I modified the way that my emulator detects NMI. If (NMI_occurred AND NMI_output) changes from false to true, I set an NMI request flag in the CPU that is checked between instructions. The NMI handler sets the flag to false.
With that in place, there should not be any lost NMI events resulting from a race condition between reading the PPU Status Register ($2002), which has the side effect of setting NMI_occurred to false, and detecting the start of VBlank.
With that, I still had to introduce 2 minor hacks. First, instead of setting NMI_occurred to true on dot 1 of scanline 241, the emulator sets it to true on dot 17 of that scanline. With the hack in place, the NTSC and PAL versions of Marble Madness and Battletoads appear to function correctly.
The second level of Battletoads appears to be sensitive to NMI timing, sprite 0 hit detection and sprite overflow detection. If NMI timing or sprite 0 hit detection is slightly off, the stage can freeze. If the overflow detection is slightly off, then enemy hit detection can fail completely, making it impossible to advance (the player nor the enemies can get injured).
The second hack was to set the sprite overflow flag at dot 256 (at the beginning of HBlank). But, it gets computed within the first 64 dots of the scanline.
I would obviously like to remove these hacks at some point. My emulator only passes a subset of Blargg's timing tests. But, FCEUX 2.2.2 seems to fail the same tests that my emulator does. So, I do not know which tests that the emulator really needs to pass to improve things. Suggestions are welcome.

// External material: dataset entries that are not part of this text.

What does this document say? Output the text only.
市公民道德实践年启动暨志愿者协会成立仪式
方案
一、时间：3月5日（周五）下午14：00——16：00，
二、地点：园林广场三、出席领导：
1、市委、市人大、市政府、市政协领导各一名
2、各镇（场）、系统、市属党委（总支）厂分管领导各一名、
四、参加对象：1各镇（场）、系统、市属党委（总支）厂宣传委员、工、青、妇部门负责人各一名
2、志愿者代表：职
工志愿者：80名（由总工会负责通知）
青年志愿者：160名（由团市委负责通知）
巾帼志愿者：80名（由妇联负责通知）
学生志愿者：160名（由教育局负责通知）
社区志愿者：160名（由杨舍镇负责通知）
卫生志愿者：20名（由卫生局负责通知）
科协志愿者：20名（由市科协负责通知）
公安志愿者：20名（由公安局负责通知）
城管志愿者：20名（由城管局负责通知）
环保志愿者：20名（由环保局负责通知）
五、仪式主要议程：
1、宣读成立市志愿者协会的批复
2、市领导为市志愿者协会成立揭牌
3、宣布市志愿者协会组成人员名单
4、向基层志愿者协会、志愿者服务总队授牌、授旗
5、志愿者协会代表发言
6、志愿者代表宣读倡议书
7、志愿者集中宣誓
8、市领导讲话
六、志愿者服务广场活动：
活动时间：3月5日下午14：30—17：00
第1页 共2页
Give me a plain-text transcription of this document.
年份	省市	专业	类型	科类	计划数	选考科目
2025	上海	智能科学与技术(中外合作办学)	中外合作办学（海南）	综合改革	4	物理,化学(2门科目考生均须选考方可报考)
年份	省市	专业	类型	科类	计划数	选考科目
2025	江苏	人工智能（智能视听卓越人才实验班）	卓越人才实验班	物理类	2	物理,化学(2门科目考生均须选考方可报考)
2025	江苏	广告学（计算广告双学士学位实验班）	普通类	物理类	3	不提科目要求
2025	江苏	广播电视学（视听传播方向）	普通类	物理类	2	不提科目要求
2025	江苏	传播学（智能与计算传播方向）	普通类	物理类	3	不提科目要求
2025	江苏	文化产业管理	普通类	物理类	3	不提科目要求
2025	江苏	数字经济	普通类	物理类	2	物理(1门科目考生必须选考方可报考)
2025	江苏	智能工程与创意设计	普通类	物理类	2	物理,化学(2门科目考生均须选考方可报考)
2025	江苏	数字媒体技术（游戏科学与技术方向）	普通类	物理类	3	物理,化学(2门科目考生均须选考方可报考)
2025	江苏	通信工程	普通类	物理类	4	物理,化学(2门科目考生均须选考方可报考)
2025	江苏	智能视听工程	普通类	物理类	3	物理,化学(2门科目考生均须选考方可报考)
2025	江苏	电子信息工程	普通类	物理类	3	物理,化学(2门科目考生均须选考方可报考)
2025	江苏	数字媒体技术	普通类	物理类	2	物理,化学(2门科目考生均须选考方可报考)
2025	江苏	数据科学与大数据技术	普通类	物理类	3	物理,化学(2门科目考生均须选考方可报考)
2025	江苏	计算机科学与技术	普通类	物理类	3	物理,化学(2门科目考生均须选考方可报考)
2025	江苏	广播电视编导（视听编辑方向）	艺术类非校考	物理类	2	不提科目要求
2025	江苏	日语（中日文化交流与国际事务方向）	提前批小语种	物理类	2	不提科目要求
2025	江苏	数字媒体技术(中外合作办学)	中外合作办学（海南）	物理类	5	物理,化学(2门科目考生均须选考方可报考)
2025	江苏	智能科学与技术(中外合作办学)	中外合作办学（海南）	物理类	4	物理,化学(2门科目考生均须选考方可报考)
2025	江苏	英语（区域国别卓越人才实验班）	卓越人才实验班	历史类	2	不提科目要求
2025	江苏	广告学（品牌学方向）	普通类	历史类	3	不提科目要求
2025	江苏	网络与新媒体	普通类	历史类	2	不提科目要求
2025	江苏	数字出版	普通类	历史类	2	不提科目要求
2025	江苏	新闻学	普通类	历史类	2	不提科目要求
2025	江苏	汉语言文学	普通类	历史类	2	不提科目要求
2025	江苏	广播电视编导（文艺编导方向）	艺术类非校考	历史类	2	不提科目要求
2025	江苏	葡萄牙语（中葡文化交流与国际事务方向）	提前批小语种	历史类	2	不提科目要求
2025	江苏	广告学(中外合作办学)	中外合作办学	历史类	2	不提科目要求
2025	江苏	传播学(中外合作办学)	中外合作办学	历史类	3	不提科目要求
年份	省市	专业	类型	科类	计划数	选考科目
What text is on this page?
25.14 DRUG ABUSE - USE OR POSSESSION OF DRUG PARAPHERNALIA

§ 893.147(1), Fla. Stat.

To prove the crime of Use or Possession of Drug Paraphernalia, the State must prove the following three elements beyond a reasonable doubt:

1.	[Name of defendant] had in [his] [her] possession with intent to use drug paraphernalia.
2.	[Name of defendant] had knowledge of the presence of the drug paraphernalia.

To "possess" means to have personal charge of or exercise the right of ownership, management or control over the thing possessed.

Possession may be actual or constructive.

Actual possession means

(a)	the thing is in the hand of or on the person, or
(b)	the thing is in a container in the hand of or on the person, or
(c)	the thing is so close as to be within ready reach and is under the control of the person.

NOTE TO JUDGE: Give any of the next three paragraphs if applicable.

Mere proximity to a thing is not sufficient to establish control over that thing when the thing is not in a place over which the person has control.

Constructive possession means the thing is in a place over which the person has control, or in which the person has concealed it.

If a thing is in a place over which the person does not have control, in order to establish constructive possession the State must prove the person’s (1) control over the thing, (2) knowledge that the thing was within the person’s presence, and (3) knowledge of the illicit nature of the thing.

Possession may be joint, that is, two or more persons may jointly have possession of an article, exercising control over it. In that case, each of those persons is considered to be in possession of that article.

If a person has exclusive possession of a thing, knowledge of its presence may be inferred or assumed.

Also, level 3 of Battletoads contains a bug. When multiple rats are on the screen at the same time and the player punches one of them, the center (far) brain-like, background glitches. You can see the effect in
this video of the game running on an actual NES. We should probably mention that on the
Game Bugs wiki page, especially since I spent a while trying to get rid of the effect until I reproduced it on FCEUX and Nestopia.